Soft, fluffy homemade naan is easier than you think and cooks quickly in a hot frying pan. Yogurt keeps the dough tender, while garlic butter and fresh coriander make each warm flatbread rich, aromatic, and perfect for curries, dips, or wraps.
In a large mixing bowl, combine the plain flour, sugar, baking powder, salt, and optional nigella or cumin seeds. Whisk briefly so the leavening and seasoning are evenly distributed.
Add 1 tbsp melted butter and the natural yogurt. Mix with your hands or a sturdy spoon, then gradually add 180-200 ml water, a little at a time, until the mixture forms a soft dough. Stop adding water once the dough comes together and is slightly tacky but not wet.

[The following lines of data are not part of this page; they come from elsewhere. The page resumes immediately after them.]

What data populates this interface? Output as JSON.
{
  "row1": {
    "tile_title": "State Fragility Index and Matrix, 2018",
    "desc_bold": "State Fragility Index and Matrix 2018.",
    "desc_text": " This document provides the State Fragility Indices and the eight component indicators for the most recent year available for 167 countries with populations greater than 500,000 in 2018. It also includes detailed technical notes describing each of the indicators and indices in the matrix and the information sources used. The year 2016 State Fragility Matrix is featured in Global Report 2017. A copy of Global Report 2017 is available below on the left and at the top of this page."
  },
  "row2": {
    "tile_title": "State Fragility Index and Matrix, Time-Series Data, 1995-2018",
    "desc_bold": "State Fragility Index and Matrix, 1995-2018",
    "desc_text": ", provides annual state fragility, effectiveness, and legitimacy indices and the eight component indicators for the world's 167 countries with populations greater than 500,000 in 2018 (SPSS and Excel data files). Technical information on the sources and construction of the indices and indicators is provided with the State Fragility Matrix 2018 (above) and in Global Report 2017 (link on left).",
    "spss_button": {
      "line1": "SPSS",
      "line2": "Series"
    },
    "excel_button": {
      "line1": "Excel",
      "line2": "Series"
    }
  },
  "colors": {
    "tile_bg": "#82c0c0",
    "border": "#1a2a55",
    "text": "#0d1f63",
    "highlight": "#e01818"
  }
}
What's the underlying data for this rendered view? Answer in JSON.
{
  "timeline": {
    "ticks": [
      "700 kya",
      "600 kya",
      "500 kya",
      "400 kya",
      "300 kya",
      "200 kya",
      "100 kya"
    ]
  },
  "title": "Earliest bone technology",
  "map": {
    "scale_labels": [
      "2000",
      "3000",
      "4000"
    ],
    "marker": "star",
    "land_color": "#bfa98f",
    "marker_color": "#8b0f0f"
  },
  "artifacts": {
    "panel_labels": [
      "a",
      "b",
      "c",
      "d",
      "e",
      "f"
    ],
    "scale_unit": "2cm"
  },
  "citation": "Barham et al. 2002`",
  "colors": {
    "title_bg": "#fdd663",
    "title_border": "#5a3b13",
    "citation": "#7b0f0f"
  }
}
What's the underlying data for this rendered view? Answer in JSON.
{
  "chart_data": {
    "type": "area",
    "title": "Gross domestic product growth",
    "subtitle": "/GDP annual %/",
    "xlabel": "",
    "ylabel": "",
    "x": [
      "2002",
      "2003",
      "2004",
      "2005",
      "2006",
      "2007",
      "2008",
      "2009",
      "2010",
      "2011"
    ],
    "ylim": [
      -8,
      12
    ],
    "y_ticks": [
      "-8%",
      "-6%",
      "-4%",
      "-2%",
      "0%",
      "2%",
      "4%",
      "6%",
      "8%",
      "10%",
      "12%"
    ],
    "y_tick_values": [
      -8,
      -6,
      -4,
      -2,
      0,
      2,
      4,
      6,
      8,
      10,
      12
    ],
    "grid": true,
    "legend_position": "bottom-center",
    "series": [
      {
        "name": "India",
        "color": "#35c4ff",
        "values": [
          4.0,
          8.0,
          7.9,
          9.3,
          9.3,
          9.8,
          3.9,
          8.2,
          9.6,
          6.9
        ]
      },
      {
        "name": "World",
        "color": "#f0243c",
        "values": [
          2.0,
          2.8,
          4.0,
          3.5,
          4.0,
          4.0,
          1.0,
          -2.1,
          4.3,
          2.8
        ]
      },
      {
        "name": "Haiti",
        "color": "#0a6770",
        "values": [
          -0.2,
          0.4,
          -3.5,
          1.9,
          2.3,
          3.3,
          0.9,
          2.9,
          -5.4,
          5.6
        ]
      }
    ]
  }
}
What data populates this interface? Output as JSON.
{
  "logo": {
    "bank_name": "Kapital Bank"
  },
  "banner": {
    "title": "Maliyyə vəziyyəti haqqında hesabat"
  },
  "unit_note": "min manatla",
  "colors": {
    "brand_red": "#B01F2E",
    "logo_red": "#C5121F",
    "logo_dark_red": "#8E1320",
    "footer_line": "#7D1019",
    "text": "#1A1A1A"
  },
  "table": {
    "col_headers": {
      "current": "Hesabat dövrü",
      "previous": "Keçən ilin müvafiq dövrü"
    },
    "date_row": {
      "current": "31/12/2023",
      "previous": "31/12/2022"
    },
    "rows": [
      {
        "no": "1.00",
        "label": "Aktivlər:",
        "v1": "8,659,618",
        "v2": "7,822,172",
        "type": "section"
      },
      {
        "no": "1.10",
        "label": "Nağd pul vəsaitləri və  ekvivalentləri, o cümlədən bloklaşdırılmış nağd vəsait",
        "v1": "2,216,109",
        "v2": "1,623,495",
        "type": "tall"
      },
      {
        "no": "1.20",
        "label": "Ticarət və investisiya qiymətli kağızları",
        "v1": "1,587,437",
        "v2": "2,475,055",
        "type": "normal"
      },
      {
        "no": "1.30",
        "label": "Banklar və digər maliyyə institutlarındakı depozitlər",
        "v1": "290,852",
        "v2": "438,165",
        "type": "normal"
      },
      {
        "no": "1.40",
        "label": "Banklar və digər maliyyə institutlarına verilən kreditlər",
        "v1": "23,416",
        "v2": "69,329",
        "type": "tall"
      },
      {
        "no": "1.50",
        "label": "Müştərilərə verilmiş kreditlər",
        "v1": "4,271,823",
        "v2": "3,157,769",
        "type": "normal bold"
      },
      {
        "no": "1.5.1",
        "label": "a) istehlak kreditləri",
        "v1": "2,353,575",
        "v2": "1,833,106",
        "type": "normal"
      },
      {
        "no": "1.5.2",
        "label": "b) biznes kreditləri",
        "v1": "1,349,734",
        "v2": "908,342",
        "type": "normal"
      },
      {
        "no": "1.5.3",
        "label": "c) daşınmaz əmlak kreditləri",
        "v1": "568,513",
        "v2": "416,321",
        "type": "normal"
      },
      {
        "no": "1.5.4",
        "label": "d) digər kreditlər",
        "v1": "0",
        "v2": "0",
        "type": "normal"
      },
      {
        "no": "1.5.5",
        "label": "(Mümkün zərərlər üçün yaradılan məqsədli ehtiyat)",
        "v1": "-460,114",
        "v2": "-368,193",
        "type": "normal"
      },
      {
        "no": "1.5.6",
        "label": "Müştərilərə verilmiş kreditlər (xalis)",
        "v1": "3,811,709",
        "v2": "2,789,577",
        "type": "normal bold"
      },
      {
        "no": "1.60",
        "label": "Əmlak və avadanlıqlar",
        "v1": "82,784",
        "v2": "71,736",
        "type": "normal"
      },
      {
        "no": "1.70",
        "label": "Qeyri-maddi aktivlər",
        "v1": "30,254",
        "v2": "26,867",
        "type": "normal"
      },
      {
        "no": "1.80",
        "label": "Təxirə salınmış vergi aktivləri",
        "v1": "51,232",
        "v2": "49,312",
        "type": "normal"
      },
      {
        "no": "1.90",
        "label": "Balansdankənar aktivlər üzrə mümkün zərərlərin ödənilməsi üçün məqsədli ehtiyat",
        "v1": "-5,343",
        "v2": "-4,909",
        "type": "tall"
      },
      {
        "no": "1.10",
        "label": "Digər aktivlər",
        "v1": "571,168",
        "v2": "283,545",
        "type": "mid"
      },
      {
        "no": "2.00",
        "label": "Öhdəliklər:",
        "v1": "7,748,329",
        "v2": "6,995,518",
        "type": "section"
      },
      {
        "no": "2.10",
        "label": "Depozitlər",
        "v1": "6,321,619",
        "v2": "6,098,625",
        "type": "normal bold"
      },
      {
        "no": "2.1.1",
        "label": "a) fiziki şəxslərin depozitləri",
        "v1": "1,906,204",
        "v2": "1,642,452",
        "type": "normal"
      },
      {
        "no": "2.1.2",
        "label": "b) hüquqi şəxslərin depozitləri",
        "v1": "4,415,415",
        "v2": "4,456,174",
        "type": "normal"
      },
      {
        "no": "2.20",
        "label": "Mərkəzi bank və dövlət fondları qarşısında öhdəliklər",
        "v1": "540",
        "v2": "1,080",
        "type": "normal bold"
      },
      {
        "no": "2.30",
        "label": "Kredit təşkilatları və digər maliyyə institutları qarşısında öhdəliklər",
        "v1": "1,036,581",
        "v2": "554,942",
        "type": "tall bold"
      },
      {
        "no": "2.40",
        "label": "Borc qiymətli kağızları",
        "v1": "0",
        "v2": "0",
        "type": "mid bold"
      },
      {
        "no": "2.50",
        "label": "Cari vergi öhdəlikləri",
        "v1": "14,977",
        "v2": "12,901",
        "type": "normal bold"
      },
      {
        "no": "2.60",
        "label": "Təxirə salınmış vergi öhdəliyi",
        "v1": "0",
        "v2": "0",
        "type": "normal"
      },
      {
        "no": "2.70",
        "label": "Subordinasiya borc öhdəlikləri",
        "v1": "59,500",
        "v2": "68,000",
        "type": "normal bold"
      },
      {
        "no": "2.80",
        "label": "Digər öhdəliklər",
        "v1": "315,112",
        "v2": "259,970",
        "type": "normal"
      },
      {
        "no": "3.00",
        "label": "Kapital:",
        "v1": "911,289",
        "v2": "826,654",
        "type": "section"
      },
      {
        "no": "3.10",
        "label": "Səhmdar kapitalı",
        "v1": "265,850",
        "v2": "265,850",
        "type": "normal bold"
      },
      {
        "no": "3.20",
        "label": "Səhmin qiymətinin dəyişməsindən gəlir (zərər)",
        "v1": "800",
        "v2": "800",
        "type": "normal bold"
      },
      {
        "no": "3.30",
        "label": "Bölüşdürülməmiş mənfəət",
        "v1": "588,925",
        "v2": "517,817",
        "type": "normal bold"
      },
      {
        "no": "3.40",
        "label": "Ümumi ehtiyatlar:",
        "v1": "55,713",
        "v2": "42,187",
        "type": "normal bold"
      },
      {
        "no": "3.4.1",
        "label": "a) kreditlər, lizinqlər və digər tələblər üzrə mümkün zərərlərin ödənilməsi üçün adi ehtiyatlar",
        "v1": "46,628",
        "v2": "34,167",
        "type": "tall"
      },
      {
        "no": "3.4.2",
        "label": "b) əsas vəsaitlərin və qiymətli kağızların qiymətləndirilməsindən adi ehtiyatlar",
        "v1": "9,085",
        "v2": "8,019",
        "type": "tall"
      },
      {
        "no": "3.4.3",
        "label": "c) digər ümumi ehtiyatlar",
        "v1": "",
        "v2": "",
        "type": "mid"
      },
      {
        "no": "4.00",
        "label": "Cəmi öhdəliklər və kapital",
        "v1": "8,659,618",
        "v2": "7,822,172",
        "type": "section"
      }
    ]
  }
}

Turn the dough onto a lightly floured surface and knead for about 5 minutes, until smooth and elastic. Place it in a lightly oiled bowl, cover with a clean tea towel, and rest for at least 1 hour to relax the gluten and help the naan cook up softer.
For the garlic butter, stir the crushed garlic and chopped coriander into the remaining 1 tbsp melted butter. Set aside while you shape and cook the naan.
Divide the rested dough into 8 large, 10 medium, or 12 small pieces. Roll each piece into a ball and keep them covered so they do not dry out.
Working with one dough ball at a time, roll it on a lightly floured surface into a round, oval, or teardrop shape. Flip once and roll again so the thickness is even, about 3-5 mm.
Heat a dry frying pan or cast-iron skillet over medium-high heat. Cook one naan for 1-2 minutes, until bubbles form and the underside has browned spots, then flip and cook the second side until puffed and golden in places.
Transfer the cooked naan to a plate, brush with garlic butter if using, and sprinkle with extra coriander. Cover with a clean tea towel to keep warm while cooking the remaining dough.
Use thick plain yogurt for the best texture; if your yogurt is thin, add the water more slowly. Keep the pan hot but not smoking, as a too-cool pan makes naan dry before it browns. Cooked naan is best served warm, but leftovers can be wrapped and refrigerated for up to 2 days or frozen for up to 1 month; reheat in a dry pan or warm oven.